Many articles on KMP mention that the failure function in KMP itself has a large number of applications.
One such application is finding the smallest string which when concatenated k times gives the original string(period).
But I could not find any other. What other problems involve the KMP failure function?
KMP computes the borders of all prefixes of a string, which are themselves a key notion in algorithm on strings. (Computing the border of the whole word itself is nontrivial, and KMP (failure function) is the standard for doing that!)
A border of s is simply any word that is both a prefix and suffix of s.
As you rightly noticed, an outstanding application of the ability to compute borders is the possibility to compute the smallest string w such that for some natural k w^k = s for a given string s. This is called the primitive root of s.
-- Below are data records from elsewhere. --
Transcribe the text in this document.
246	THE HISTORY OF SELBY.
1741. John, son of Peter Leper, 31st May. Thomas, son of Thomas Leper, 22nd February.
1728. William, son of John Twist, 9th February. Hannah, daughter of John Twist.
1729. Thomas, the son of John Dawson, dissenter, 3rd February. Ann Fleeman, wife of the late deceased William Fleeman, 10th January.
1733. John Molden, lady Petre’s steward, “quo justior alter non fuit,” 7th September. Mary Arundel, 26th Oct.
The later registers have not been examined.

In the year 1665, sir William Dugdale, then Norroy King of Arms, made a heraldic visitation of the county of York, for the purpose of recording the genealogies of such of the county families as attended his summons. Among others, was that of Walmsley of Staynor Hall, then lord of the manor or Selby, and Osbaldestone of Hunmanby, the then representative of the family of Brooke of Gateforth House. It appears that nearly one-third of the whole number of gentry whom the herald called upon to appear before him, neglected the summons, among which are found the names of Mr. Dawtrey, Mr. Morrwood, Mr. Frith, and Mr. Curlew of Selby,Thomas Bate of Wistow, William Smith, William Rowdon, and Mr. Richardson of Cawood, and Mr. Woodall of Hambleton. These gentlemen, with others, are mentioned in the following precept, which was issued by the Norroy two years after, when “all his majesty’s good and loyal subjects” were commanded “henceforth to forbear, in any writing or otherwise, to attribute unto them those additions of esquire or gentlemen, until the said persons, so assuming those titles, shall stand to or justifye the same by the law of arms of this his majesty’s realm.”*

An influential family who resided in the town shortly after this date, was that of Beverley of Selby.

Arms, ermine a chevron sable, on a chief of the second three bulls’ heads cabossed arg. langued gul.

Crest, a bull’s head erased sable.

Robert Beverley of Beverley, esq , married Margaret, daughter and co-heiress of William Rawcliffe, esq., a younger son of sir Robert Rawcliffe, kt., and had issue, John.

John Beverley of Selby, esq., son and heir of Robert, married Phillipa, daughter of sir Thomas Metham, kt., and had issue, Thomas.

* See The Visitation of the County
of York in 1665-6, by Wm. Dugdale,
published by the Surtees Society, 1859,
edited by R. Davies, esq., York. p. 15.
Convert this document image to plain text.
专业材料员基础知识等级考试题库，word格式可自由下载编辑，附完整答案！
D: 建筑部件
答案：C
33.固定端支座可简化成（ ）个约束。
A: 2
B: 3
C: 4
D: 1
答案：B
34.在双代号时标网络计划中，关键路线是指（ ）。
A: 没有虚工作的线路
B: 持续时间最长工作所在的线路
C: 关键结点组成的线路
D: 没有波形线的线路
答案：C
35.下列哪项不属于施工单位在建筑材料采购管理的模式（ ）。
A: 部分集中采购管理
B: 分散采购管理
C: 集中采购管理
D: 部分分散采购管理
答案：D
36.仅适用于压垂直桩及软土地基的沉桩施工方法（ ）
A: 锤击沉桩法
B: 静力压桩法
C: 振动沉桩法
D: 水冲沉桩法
The reason for this is the duality between borders and periods of a string. A period of a string s is any string w no longer than s such that s is the prefix of the string wwww… For example, abc is a period of abcabcab. It turns out that there is a 1:1 correspondence between borders and periods of a word; in the above example, note that abcab is a border of abcabcab. In general, whenever w is a period of s, then the string that remains from s after removing w from its beginning (w^-1 s) is a border of s. Similarly, if w is a border of s, then the word that remains from s when you remove the suffix w is a period of s.
Periods are an important tool in analyzing the properties of strings. They are used for example in the algorithms for finding repetitions (runs) in strings; for an overview see this paper.